AI-Driven Portfolio Optimization & Backtesting System

A production-style research project combining ML-based return forecasting, CVaR-aware portfolio optimization, pair-trading, realistic transaction costs, and a semantic NLP event pipeline for S&P 500 equities.

Architecture

Text Sources                  Market / Macro Data
(Reddit, RSS, Twitter, mock)  (yfinance / demo fallback)
        │                              │
        ▼                              ▼
  NLP Pipeline              Feature Engineering
  ┌──────────────┐          ┌────────────────────┐
  │ entity link  │          │ technical features │
  │ relevance    │────────▶ │ cross-sectional    │
  │ sentiment    │          │ macro features     │
  │ event detect │          │ NLP features       │
  └──────────────┘          └────────┬───────────┘
                                     │
                                     ▼
                             ML Model Layer
                    (XGBoost / RF / LSTM / Transformer / Ensemble)
                                     │
                    ┌────────────────┴─────────────────┐
                    ▼                                   ▼
           Directional Sleeve                 Pair-Trading Sleeve
           CVaR Optimizer (cvxpy)             Cointegration / Z-score
                    │                                   │
                    └──────────────┬────────────────────┘
                                   ▼
                          Sleeve Allocator
                         (regime-aware weights)
                                   │
                                   ▼
                         Backtest Engine
                    (walk-forward, next-bar fill)
                                   │
                    ┌──────────────┼──────────────┐
                    ▼              ▼              ▼
              Broker         Metrics         Attribution
           ($10/trade fee)   (Sharpe, CVaR)  (sleeve P&L)
                                   │
                                   ▼
                            Reports / Artifacts
                         (HTML, CSV, PNG, Jupyter)

Setup

1. Clone and install

git clone <repo_url>
cd project
python -m venv .venv
# Windows
.venv\Scripts\activate
# macOS/Linux
source .venv/bin/activate

pip install -r requirements.txt
pip install -e .

2. Configure API keys (optional)

cp .env.example .env
# Edit .env with your keys

The system runs fully without any API keys using synthetic demo data.

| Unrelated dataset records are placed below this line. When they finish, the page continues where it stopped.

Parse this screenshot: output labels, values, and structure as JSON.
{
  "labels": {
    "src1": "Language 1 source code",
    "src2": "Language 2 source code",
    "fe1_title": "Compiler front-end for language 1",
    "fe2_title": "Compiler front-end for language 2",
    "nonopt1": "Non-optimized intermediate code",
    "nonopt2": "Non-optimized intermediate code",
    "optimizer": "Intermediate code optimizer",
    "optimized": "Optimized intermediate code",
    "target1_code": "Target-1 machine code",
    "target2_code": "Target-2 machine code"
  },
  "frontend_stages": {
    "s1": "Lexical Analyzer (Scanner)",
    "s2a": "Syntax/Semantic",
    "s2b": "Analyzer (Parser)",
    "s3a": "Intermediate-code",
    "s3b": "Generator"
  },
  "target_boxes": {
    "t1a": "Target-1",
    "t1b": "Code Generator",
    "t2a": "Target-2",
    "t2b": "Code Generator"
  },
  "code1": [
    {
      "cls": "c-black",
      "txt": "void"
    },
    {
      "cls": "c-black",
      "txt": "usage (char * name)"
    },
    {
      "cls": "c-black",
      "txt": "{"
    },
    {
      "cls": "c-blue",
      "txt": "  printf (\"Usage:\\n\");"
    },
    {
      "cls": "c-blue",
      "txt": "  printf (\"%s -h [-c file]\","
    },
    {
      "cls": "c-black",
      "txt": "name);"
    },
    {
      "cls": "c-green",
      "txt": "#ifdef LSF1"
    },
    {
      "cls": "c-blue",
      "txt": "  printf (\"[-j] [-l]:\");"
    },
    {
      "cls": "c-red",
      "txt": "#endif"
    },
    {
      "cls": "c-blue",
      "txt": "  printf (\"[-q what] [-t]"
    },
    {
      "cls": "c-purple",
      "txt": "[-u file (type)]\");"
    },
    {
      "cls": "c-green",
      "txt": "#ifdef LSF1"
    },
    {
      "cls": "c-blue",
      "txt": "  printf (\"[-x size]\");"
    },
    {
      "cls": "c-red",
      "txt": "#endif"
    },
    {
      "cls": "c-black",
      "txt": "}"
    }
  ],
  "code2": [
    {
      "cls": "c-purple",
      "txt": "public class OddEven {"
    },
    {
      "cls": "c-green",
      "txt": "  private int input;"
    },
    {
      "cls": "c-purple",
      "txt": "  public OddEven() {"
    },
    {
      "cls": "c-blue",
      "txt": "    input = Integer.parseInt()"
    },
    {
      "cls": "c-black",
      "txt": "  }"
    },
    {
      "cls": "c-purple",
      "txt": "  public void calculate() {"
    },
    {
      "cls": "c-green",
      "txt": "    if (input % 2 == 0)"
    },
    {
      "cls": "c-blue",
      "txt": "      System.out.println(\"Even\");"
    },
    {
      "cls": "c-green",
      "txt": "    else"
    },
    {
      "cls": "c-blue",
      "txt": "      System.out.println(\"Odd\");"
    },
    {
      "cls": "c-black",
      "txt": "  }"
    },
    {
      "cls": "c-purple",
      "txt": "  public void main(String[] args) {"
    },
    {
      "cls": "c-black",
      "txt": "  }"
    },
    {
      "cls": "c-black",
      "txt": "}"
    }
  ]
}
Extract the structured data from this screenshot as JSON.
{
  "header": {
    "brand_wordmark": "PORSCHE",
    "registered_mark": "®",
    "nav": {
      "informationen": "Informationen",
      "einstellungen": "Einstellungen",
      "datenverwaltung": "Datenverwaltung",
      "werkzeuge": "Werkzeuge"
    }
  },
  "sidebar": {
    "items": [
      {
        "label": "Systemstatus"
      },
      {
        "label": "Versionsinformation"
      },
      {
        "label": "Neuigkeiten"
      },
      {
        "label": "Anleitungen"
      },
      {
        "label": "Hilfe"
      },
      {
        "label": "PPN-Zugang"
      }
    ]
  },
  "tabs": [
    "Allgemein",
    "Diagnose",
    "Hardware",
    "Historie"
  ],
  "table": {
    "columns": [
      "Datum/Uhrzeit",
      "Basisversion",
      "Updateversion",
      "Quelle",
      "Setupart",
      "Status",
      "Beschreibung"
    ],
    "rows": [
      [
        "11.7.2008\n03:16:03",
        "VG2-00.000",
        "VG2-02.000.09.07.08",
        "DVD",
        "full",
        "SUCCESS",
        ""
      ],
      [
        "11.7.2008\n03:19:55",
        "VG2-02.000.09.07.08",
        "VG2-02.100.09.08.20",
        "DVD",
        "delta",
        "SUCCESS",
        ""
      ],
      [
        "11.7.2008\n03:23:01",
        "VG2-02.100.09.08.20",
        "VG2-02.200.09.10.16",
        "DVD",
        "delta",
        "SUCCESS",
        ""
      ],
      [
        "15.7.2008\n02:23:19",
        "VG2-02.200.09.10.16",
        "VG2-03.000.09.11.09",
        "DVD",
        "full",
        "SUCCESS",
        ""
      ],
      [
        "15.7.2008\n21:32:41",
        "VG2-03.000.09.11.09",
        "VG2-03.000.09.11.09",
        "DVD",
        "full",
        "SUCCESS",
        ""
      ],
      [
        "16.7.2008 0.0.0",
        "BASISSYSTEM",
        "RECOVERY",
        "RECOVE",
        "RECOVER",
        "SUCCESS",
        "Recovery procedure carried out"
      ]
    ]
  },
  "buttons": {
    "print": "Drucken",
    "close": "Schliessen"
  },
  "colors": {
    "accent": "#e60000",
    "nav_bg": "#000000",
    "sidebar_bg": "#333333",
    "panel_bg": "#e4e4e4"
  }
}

3. Generate demo data (no API keys required)

python -m src.cli generate-demo

Running the Pipeline

Quick end-to-end demo

# 1. Generate synthetic prices + NLP signals
python -m src.cli generate-demo

# 2. Build feature store from demo data
python -m src.cli build-dataset --use-demo

# 3. Build NLP features (uses demo NLP data)
python -m src.cli build-nlp-features --use-demo

# 4. Train model
python -m src.cli train-model

# 5. Select cointegrated pairs
python -m src.cli select-pairs

# 6. Run backtest
python -m src.cli run-backtest --output reports/backtest

# 7. Run ablations
python -m src.cli run-ablation --output reports/ablations

# 8. Generate final report
python -m src.cli generate-report --output reports/final

Using real market data

python -m src.cli build-dataset   # downloads via yfinance (no key needed)
python -m src.cli build-nlp-features  # requires REDDIT_CLIENT_ID etc. in .env

Transaction Fees

Transaction costs are modelled in src/portfolio/costs.py with three components:

Component	Default	Description
Fixed fee	$10.00 per order	Charged for every buy or sell on a single ticker
Bid-ask half-spread	5 bps	Half the bid-ask spread, applied on fill
Slippage / market impact	3 bps	Estimated execution slippage

Counting rules:

Selling AAPL + buying MSFT = 2 orders = $20 fixed fees
Pair trades (long A + short B) = 2 orders = $20
Fees are tracked separately and reported as "fee drag" in metrics

All cost parameters are configurable in configs/backtest.yaml.

NLP / Event Module

The semantic event pipeline (src/nlp/) ingests public text and converts it into ticker-level market features.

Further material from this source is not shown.